De la conversion comme exercice de la justice

misericordeSur 1 Corinthiens 10,1-6.10-12 ; Luc 13,1-9

Frères et sœurs, on vous en parle abondamment, nous sommes entrés dans une année de réflexion sur la miséricorde : mais où est-elle cette miséricorde, où est-elle cette libération dont parle Moïse aux Hébreux quand tant de nos frères chrétiens, tant d’innocents de toutes religions sont exilés, persécutés, tués au Moyen-Orient, en Afrique et partout dans le monde ? Ont-ils mérité leur sort ? Pas plus sans doute que ceux dont parle Jésus dans l’évangile, les Galiléens ou ceux qui ont été tués par la chute de la tour de Siloé… Que dire face à ceux qui nous interrogent sur ce Dieu dont la miséricorde semble aujourd’hui toucher les bourreaux plus que les victimes ? Sans vouloir chercher à excuser Dieu, qui assez grand pour se défendre tout seul, permettez-moi trois observations que suggèrent les textes bibliques de ce jour.

En premier lieu, notre Dieu a beau être tout-puissant, c’est une puissance d’amour qui respecte pleinement la liberté humaine et a besoin de chacun de nous pour s’exercer : dans la première lecture, il avait recours à Moïse, dans notre évangile, au vigneron. Comme le dit un saint Paul dans la première lettre aux Corinthiens, nous sommes les collaborateurs de Dieu, et il a besoin de chacun de nous pour exercer sa puissance. Et j’ai l’impression que les mêmes qui réclament une intervention divine dans l’urgence seraient les premiers à la rejeter dans toute autre circonstance, au nom de cette liberté humaine qui leur est chère.

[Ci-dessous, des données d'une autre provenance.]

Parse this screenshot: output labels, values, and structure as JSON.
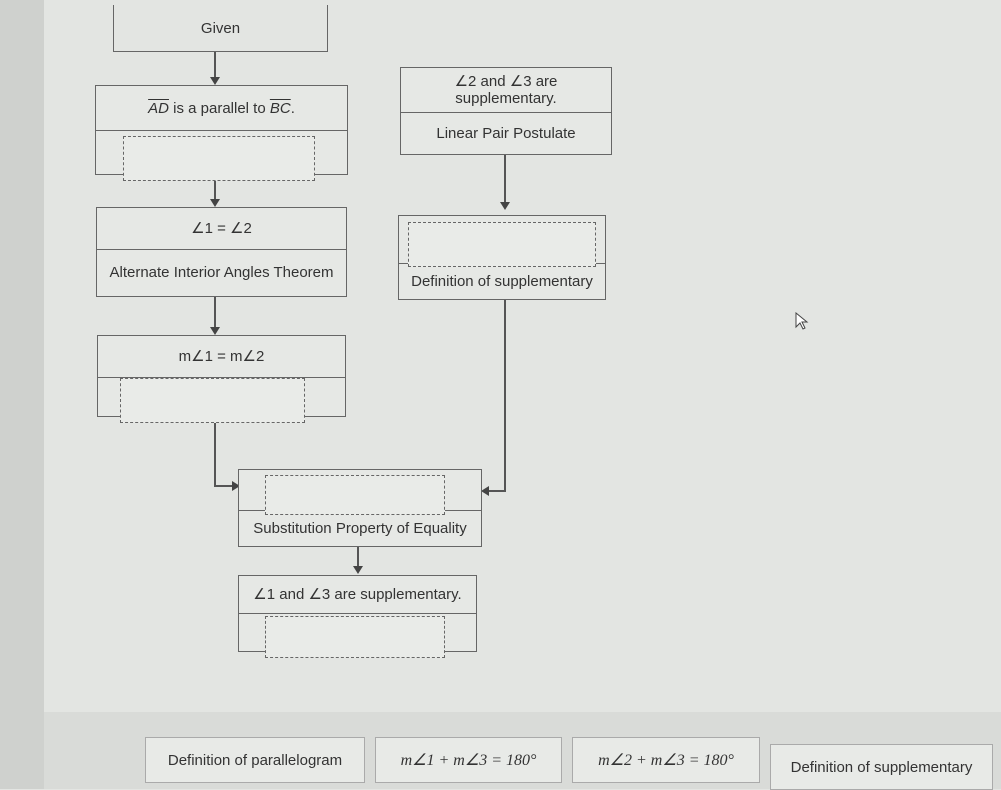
{
  "flowchart": {
    "given": "Given",
    "box_ad_parallel": {
      "statement_seg1": "AD",
      "statement_mid": " is a parallel to ",
      "statement_seg2": "BC",
      "statement_end": "."
    },
    "box_angles_equal": {
      "statement": "∠1 = ∠2",
      "reason": "Alternate Interior Angles Theorem"
    },
    "box_measures_equal": {
      "statement": "m∠1 = m∠2"
    },
    "box_linear_pair": {
      "statement": "∠2 and ∠3 are supplementary.",
      "reason": "Linear Pair Postulate"
    },
    "box_def_supp": {
      "reason": "Definition of supplementary"
    },
    "box_substitution": {
      "reason": "Substitution Property of Equality"
    },
    "box_conclusion": {
      "statement": "∠1 and ∠3 are supplementary."
    }
  },
  "answer_bank": [
    {
      "label": "Definition of parallelogram"
    },
    {
      "label": "m∠1 + m∠3 = 180°"
    },
    {
      "label": "m∠2 + m∠3 = 180°"
    },
    {
      "label": "Definition of supplementary"
    }
  ]
}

En deuxième lieu, il faut se rendre compte que l’urgence n’est jamais bonne conseillère, et que l’action des hommes dans le monde, corrélative de celle de Dieu, demande du temps. C’est d’ailleurs la requête que formule le vigneron dans l’évangile : « laisse encore cette année ». « Tout tout de suite » est le leitmotiv de notre époque, et surtout de notre société occidentale, mais c’est une faute dans l’exercice de la miséricorde comme dans celui de la justice. Aujourd’hui plus que jamais, nous sommes trop souvent guidés par cette urgence, et réagissons dans le court terme sous le coup de l’émotion.

Il reste c’est vrai que les violences de toutes sortes, insupportables, s’accumulent au fil du temps qui passe, et qu’une certaine urgence est légitime. Mais laquelle ? Peut-être pas celle que l’on croit. La plus légitime, la plus abordable pour chacun de nous et elle s’inscrit dans la ligne du Carême et de la recommandation de Paul aux Corinthiens, est la conversion personnelle. C’est la troisième observation, et elle est essentielle même si elle peut paraître dérisoire. Par notre conversion, nous collaborons efficacement à l’œuvre de Dieu, par elle nous répondons à la demande de Jésus dans l’évangile, par elle nous donnons un exemple au monde et l’engageons dans sa transfiguration. La tradition catholique affirme que « le bien est diffusif de soi », et il en va de même de notre conversion : elle nous fait du bien à nous, mais elle fait aussi du bien au monde.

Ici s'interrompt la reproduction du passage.